Unlike the secret ballots cast in states that use primary elections, Nevada residents declare their presidential preferences in public meetings with their neighbors.
Caucusgoers will literally stand in groups indicating which candidate they want to become president, and volunteers count them to determine the winner.
The caucuses are open only to registered Democrats. However, anyone wishing to participate may register (or re-register) with the Democratic Party at any early voting or caucus site. Caucuses begin at noon and can last anywhere from 30 minutes to several hours. Overall results will be shared online throughout the day as precincts report in.
Nevada will be the first caucus state ever to allow early caucus voting, from February 15-18, at 82 locations across the state. Early voters will submit a preference card indicating their top three to five choices for the Democratic nomination.
Those votes will be transmitted on caucus day to neighborhood precincts, where they will be counted as if the voters were there in person.
Then Nevadans will gather on Feb. 22 at more than 2,000 small meetings held at more than 250 locations throughout the state.
Once they register, they’ll find their candidate’s group and join in. A candidate needs at least 15 percent of the turnout to be considered “viable.”
Meeting for a caucus
Once the caucus is called to order, organizers will count the number of people standing for each candidate, add the early votes to the total and announce the results.

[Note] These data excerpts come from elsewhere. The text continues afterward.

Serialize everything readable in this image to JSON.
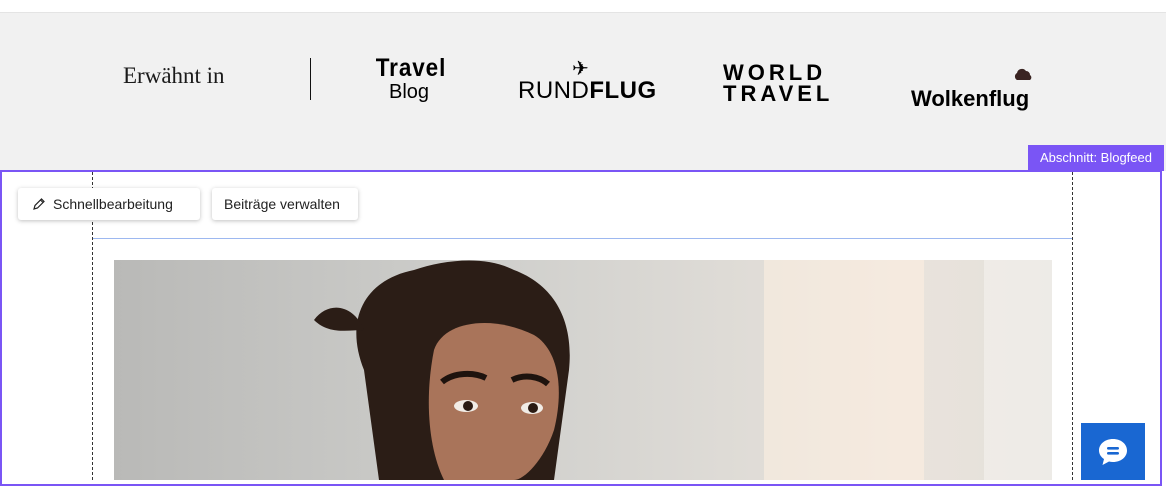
{
  "mentions": {
    "title": "Erwähnt in",
    "logos": {
      "travel_line1": "Travel",
      "travel_line2": "Blog",
      "rundflug_thin": "RUND",
      "rundflug_bold": "FLUG",
      "world_line1": "WORLD",
      "world_line2": "TRAVEL",
      "wolkenflug": "Wolkenflug"
    }
  },
  "section": {
    "label": "Abschnitt: Blogfeed"
  },
  "toolbar": {
    "quick_edit_label": "Schnellbearbeitung",
    "manage_posts_label": "Beiträge verwalten"
  },
  "colors": {
    "accent": "#7a55f5",
    "chat": "#1967d2",
    "guide": "#9db8f0"
  },
  "icons": [
    "pencil-icon",
    "airplane-icon",
    "cloud-icon",
    "chat-icon"
  ]
}
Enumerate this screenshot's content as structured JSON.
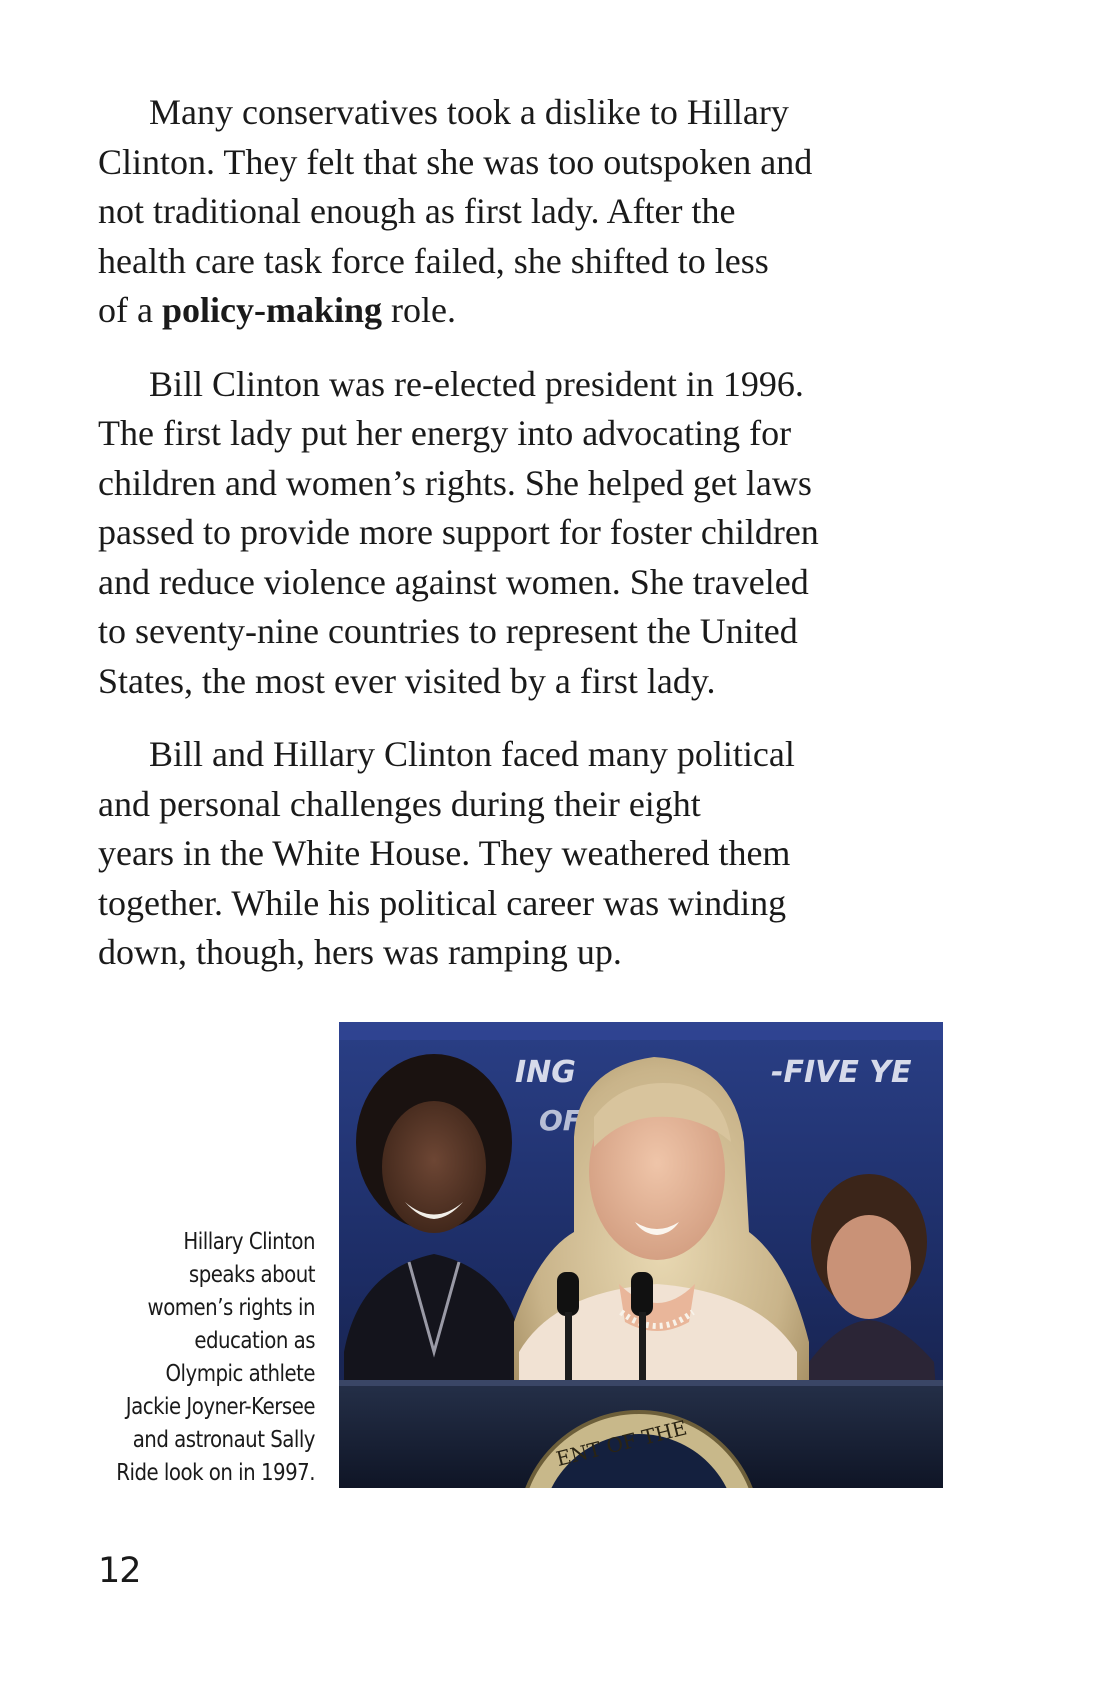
{
  "paragraphs": [
    {
      "lines": [
        "Many conservatives took a dislike to Hillary",
        "Clinton. They felt that she was too outspoken and",
        "not traditional enough as first lady. After the",
        "health care task force failed, she shifted to less"
      ],
      "last_line": {
        "before": "of a ",
        "term": "policy-making",
        "after": " role."
      }
    },
    {
      "lines": [
        "Bill Clinton was re-elected president in 1996.",
        "The first lady put her energy into advocating for",
        "children and women’s rights. She helped get laws",
        "passed to provide more support for foster children",
        "and reduce violence against women. She traveled",
        "to seventy-nine countries to represent the United",
        "States, the most ever visited by a first lady."
      ]
    },
    {
      "lines": [
        "Bill and Hillary Clinton faced many political",
        "and personal challenges during their eight",
        "years in the White House. They weathered them",
        "together. While his political career was winding",
        "down, though, hers was ramping up."
      ]
    }
  ],
  "photo": {
    "banner_text": "ING",
    "banner_text_2": "-FIVE YE",
    "banner_text_3": "OF",
    "seal_text": "ENT OF THE"
  },
  "caption": {
    "lines": [
      "Hillary Clinton",
      "speaks about",
      "women’s rights in",
      "education as",
      "Olympic athlete",
      "Jackie Joyner-Kersee",
      "and astronaut Sally",
      "Ride look on in 1997."
    ]
  },
  "page_number": "12"
}
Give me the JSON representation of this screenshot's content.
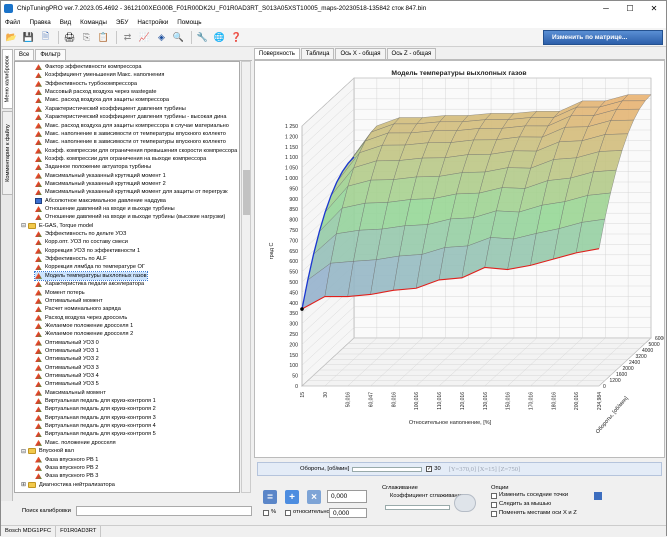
{
  "window": {
    "title": "ChipTuningPRO ver.7.2023.05.4692 - 3612100XEG00B_F01R00DK2U_F01R0AD3RT_S013A05XST10005_maps-20230518-135842 сток 847.bin"
  },
  "menu": [
    "Файл",
    "Правка",
    "Вид",
    "Команды",
    "ЭБУ",
    "Настройки",
    "Помощь"
  ],
  "toolbar": {
    "matrix_label": "Изменить по матрице..."
  },
  "side_tabs": [
    "Меню калибровок",
    "Комментарии к файлу"
  ],
  "left_tabs": [
    "Все",
    "Фильтр"
  ],
  "tree": [
    {
      "t": "Фактор эффективности компрессора",
      "i": "red",
      "lv": 2
    },
    {
      "t": "Коэффициент уменьшения Макс. наполнения",
      "i": "red",
      "lv": 2
    },
    {
      "t": "Эффективность турбокомпрессора",
      "i": "red",
      "lv": 2
    },
    {
      "t": "Массовый расход воздуха через wastegate",
      "i": "red",
      "lv": 2
    },
    {
      "t": "Макс. расход воздуха для защиты компрессора",
      "i": "red",
      "lv": 2
    },
    {
      "t": "Характеристический коэффициент давления турбины",
      "i": "red",
      "lv": 2
    },
    {
      "t": "Характеристический коэффициент давления турбины - высокая дина",
      "i": "red",
      "lv": 2
    },
    {
      "t": "Макс. расход воздуха для защиты компрессора в случае материально",
      "i": "red",
      "lv": 2
    },
    {
      "t": "Макс. наполнение в зависимости от температуры впускного коллекто",
      "i": "red",
      "lv": 2
    },
    {
      "t": "Макс. наполнение в зависимости от температуры впускного коллекто",
      "i": "red",
      "lv": 2
    },
    {
      "t": "Коэфф. компрессии для ограничения превышения скорости компрессора",
      "i": "red",
      "lv": 2
    },
    {
      "t": "Коэфф. компрессии для ограничения на выходе компрессора",
      "i": "red",
      "lv": 2
    },
    {
      "t": "Заданное положение актуатора турбины",
      "i": "red",
      "lv": 2
    },
    {
      "t": "Максимальный указанный крутящий момент 1",
      "i": "red",
      "lv": 2
    },
    {
      "t": "Максимальный указанный крутящий момент 2",
      "i": "red",
      "lv": 2
    },
    {
      "t": "Максимальный указанный крутящий момент для защиты от перегрузк",
      "i": "red",
      "lv": 2
    },
    {
      "t": "Абсолютное максимальное давление наддува",
      "i": "blue",
      "lv": 2
    },
    {
      "t": "Отношение давлений на входе и выходе турбины",
      "i": "red",
      "lv": 2
    },
    {
      "t": "Отношение давлений на входе и выходе турбины (высокие нагрузки)",
      "i": "red",
      "lv": 2
    },
    {
      "t": "E-GAS, Torque model",
      "i": "folder",
      "lv": 1,
      "exp": "minus"
    },
    {
      "t": "Эффективность по дельте УОЗ",
      "i": "red",
      "lv": 2
    },
    {
      "t": "Корр.опт. УОЗ по составу смеси",
      "i": "red",
      "lv": 2
    },
    {
      "t": "Коррекция УОЗ по эффективности 1",
      "i": "red",
      "lv": 2
    },
    {
      "t": "Эффективность по ALF",
      "i": "red",
      "lv": 2
    },
    {
      "t": "Коррекция лямбда по температуре ОГ",
      "i": "red",
      "lv": 2
    },
    {
      "t": "Модель температуры выхлопных газов",
      "i": "red",
      "lv": 2,
      "sel": true
    },
    {
      "t": "Характеристика педали акселератора",
      "i": "red",
      "lv": 2
    },
    {
      "t": "Момент потерь",
      "i": "red",
      "lv": 2
    },
    {
      "t": "Оптимальный момент",
      "i": "red",
      "lv": 2
    },
    {
      "t": "Расчет номинального заряда",
      "i": "red",
      "lv": 2
    },
    {
      "t": "Расход воздуха через дроссель",
      "i": "red",
      "lv": 2
    },
    {
      "t": "Желаемое положение дросселя 1",
      "i": "red",
      "lv": 2
    },
    {
      "t": "Желаемое положение дросселя 2",
      "i": "red",
      "lv": 2
    },
    {
      "t": "Оптимальный УОЗ 0",
      "i": "red",
      "lv": 2
    },
    {
      "t": "Оптимальный УОЗ 1",
      "i": "red",
      "lv": 2
    },
    {
      "t": "Оптимальный УОЗ 2",
      "i": "red",
      "lv": 2
    },
    {
      "t": "Оптимальный УОЗ 3",
      "i": "red",
      "lv": 2
    },
    {
      "t": "Оптимальный УОЗ 4",
      "i": "red",
      "lv": 2
    },
    {
      "t": "Оптимальный УОЗ 5",
      "i": "red",
      "lv": 2
    },
    {
      "t": "Максимальный момент",
      "i": "red",
      "lv": 2
    },
    {
      "t": "Виртуальная педаль для круиз-контроля 1",
      "i": "red",
      "lv": 2
    },
    {
      "t": "Виртуальная педаль для круиз-контроля 2",
      "i": "red",
      "lv": 2
    },
    {
      "t": "Виртуальная педаль для круиз-контроля 3",
      "i": "red",
      "lv": 2
    },
    {
      "t": "Виртуальная педаль для круиз-контроля 4",
      "i": "red",
      "lv": 2
    },
    {
      "t": "Виртуальная педаль для круиз-контроля 5",
      "i": "red",
      "lv": 2
    },
    {
      "t": "Макс. положение дросселя",
      "i": "red",
      "lv": 2
    },
    {
      "t": "Впускной вал",
      "i": "folder",
      "lv": 1,
      "exp": "minus"
    },
    {
      "t": "Фаза впускного РВ 1",
      "i": "red",
      "lv": 2
    },
    {
      "t": "Фаза впускного РВ 2",
      "i": "red",
      "lv": 2
    },
    {
      "t": "Фаза впускного РВ 3",
      "i": "red",
      "lv": 2
    },
    {
      "t": "Диагностика нейтрализатора",
      "i": "folder",
      "lv": 1,
      "exp": "plus"
    }
  ],
  "search": {
    "label": "Поиск калибровки"
  },
  "status": [
    "Bosch MDG1PFC",
    "F01R0AD3RT"
  ],
  "right_tabs": [
    "Поверхность",
    "Таблица",
    "Ось X - общая",
    "Ось Z - общая"
  ],
  "chart_data": {
    "type": "surface3d",
    "title": "Модель температуры выхлопных газов",
    "ylabel": "град С",
    "xlabel": "Относительное наполнение, [%]",
    "zlabel": "Обороты, [об/мин]",
    "y_ticks": [
      "1 250",
      "1 200",
      "1 150",
      "1 100",
      "1 050",
      "1 000",
      "950",
      "900",
      "850",
      "800",
      "750",
      "700",
      "650",
      "600",
      "550",
      "500",
      "450",
      "400",
      "350",
      "300",
      "250",
      "200",
      "150",
      "100",
      "50",
      "0"
    ],
    "x_ticks": [
      "15",
      "30",
      "50,016",
      "60,047",
      "80,016",
      "100,016",
      "110,016",
      "120,016",
      "130,016",
      "150,016",
      "170,016",
      "180,016",
      "200,016",
      "234,984"
    ],
    "z_ticks": [
      "0",
      "1200",
      "1600",
      "2000",
      "2400",
      "3200",
      "4000",
      "5000",
      "6000"
    ],
    "ylim": [
      0,
      1250
    ],
    "front_red": [
      370,
      430,
      430,
      440,
      460,
      470,
      510,
      520,
      570,
      560,
      580,
      610,
      640,
      660
    ],
    "back_edge": [
      870,
      1020,
      1060,
      1060,
      1070,
      1070,
      1080,
      1080,
      1090,
      1090,
      1140,
      1140,
      1170,
      1170
    ]
  },
  "x_slider": {
    "label": "Обороты, [об/мин]",
    "check_value": "30",
    "readout": "[Y=370,0]  [X=15]  [Z=750]"
  },
  "bottom": {
    "value1": "0,000",
    "value2": "0,000",
    "percent_label": "%",
    "relative_label": "относительно",
    "smoothing_title": "Сглаживание",
    "smoothing_coef": "Коэффициент сглаживания",
    "options_title": "Опции",
    "opt1": "Изменить соседние точки",
    "opt2": "Следить за мышью",
    "opt3": "Поменять местами оси X и Z"
  }
}
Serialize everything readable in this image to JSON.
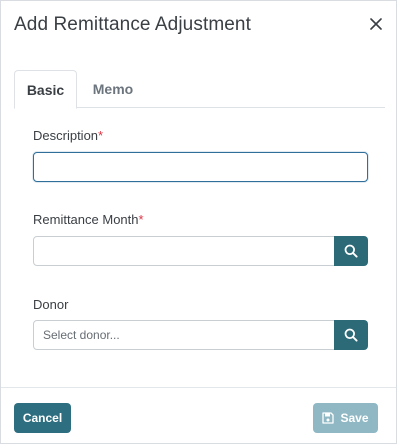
{
  "dialog": {
    "title": "Add Remittance Adjustment",
    "close_icon": "close-icon"
  },
  "tabs": [
    {
      "label": "Basic",
      "active": true
    },
    {
      "label": "Memo",
      "active": false
    }
  ],
  "fields": {
    "description": {
      "label": "Description",
      "required_mark": "*",
      "value": "",
      "placeholder": ""
    },
    "remittance_month": {
      "label": "Remittance Month",
      "required_mark": "*",
      "value": "",
      "placeholder": "",
      "button_icon": "search-icon"
    },
    "donor": {
      "label": "Donor",
      "value": "",
      "placeholder": "Select donor...",
      "button_icon": "search-icon"
    }
  },
  "footer": {
    "cancel_label": "Cancel",
    "save_label": "Save",
    "save_icon": "floppy-disk-icon"
  },
  "colors": {
    "primary": "#2d6a78",
    "disabled_primary": "#8fb8c4",
    "required": "#dc3545"
  }
}
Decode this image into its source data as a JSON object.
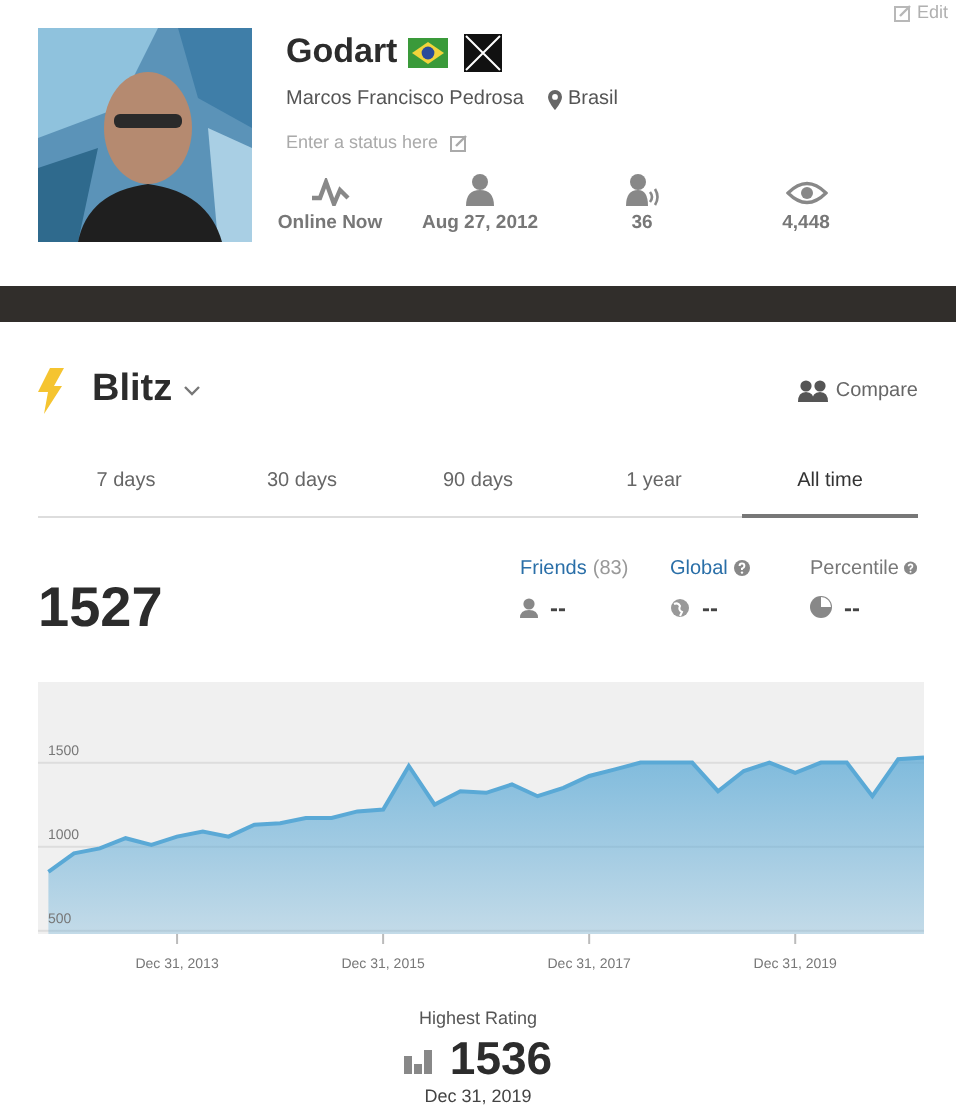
{
  "profile": {
    "edit": "Edit",
    "username": "Godart",
    "full_name": "Marcos Francisco Pedrosa",
    "location": "Brasil",
    "status_placeholder": "Enter a status here",
    "stats": [
      {
        "kind": "online",
        "label": "Online Now"
      },
      {
        "kind": "joined",
        "label": "Aug 27, 2012"
      },
      {
        "kind": "friends",
        "label": "36"
      },
      {
        "kind": "views",
        "label": "4,448"
      }
    ]
  },
  "game": {
    "title": "Blitz",
    "compare": "Compare"
  },
  "tabs": [
    {
      "label": "7 days",
      "selected": false
    },
    {
      "label": "30 days",
      "selected": false
    },
    {
      "label": "90 days",
      "selected": false
    },
    {
      "label": "1 year",
      "selected": false
    },
    {
      "label": "All time",
      "selected": true
    }
  ],
  "rating": "1527",
  "ranks": [
    {
      "kind": "friends",
      "label": "Friends",
      "count": "(83)",
      "value": "--"
    },
    {
      "kind": "global",
      "label": "Global",
      "value": "--"
    },
    {
      "kind": "percentile",
      "label": "Percentile",
      "value": "--"
    }
  ],
  "chart_data": {
    "type": "area",
    "ylim": [
      480,
      1980
    ],
    "yticks": [
      500,
      1000,
      1500
    ],
    "categories": [
      null,
      null,
      null,
      null,
      null,
      "Dec 31, 2013",
      null,
      null,
      null,
      null,
      null,
      null,
      null,
      "Dec 31, 2015",
      null,
      null,
      null,
      null,
      null,
      null,
      null,
      "Dec 31, 2017",
      null,
      null,
      null,
      null,
      null,
      null,
      null,
      "Dec 31, 2019",
      null,
      null,
      null,
      null,
      null
    ],
    "series": [
      {
        "color": "#5aa9d6",
        "values": [
          850,
          960,
          990,
          1050,
          1010,
          1060,
          1090,
          1060,
          1130,
          1140,
          1170,
          1170,
          1210,
          1220,
          1480,
          1250,
          1330,
          1320,
          1370,
          1300,
          1350,
          1420,
          1460,
          1500,
          1500,
          1500,
          1330,
          1450,
          1500,
          1440,
          1500,
          1500,
          1300,
          1520,
          1530
        ]
      }
    ]
  },
  "highest": {
    "label": "Highest Rating",
    "value": "1536",
    "date": "Dec 31, 2019"
  }
}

Candidates who fail to get at least 15 percent are considered “not viable.”
Once the first vote totals are counted, supporters of the viable candidates will make speeches and try to woo the supporters of candidates who didn’t make the cut.
After those speeches, caucusgoers can choose to join the campaign of a still-viable candidate or pool together with the untethered supporters of another nonviable candidate to try to reach the 15 percent threshold. Organizers will make a second and final count of all votes, again including early votes.
(If an early voter’s first choice wasn’t viable, their vote will go to the first viable candidate on their preference card.)
These raw vote totals will ultimately determine how many delegates a candidate has earned in the quest to win the party’s nomination.
Awarding the delegates After the final tally is recorded, caucusgoers will elect some 14,600 people as delegates to attend county conventions on April 18. Those delegates will elect representatives for the state convention on May 30, which will ultimately choose 36 of Nevada’s 48 delegates to the national convention July 13-16 in Milwaukee.
A lot of math goes into all of this, but the conclusion is simple: Nevada has 48 national delegates, 36 of whom will be pledged to specific candidates based on the results of the Feb. 22 caucuses.
The candidate who has the most pledged delegates is considered the Nevada winner.
The remaining 12 delegates — commonly referred to as superdelegates — are chosen based on their positions, including members of Congress and Gov. Steve Sisolak. Unlike in the previous election, these delegates will not participate in voting at the national convention if a candidate has earned at least the 1,991 pledged delegates needed to secure the nomination outright on the first ballot.
If no one reaches that threshold, a second ballot could be needed, and superdelegates would be allowed to participate.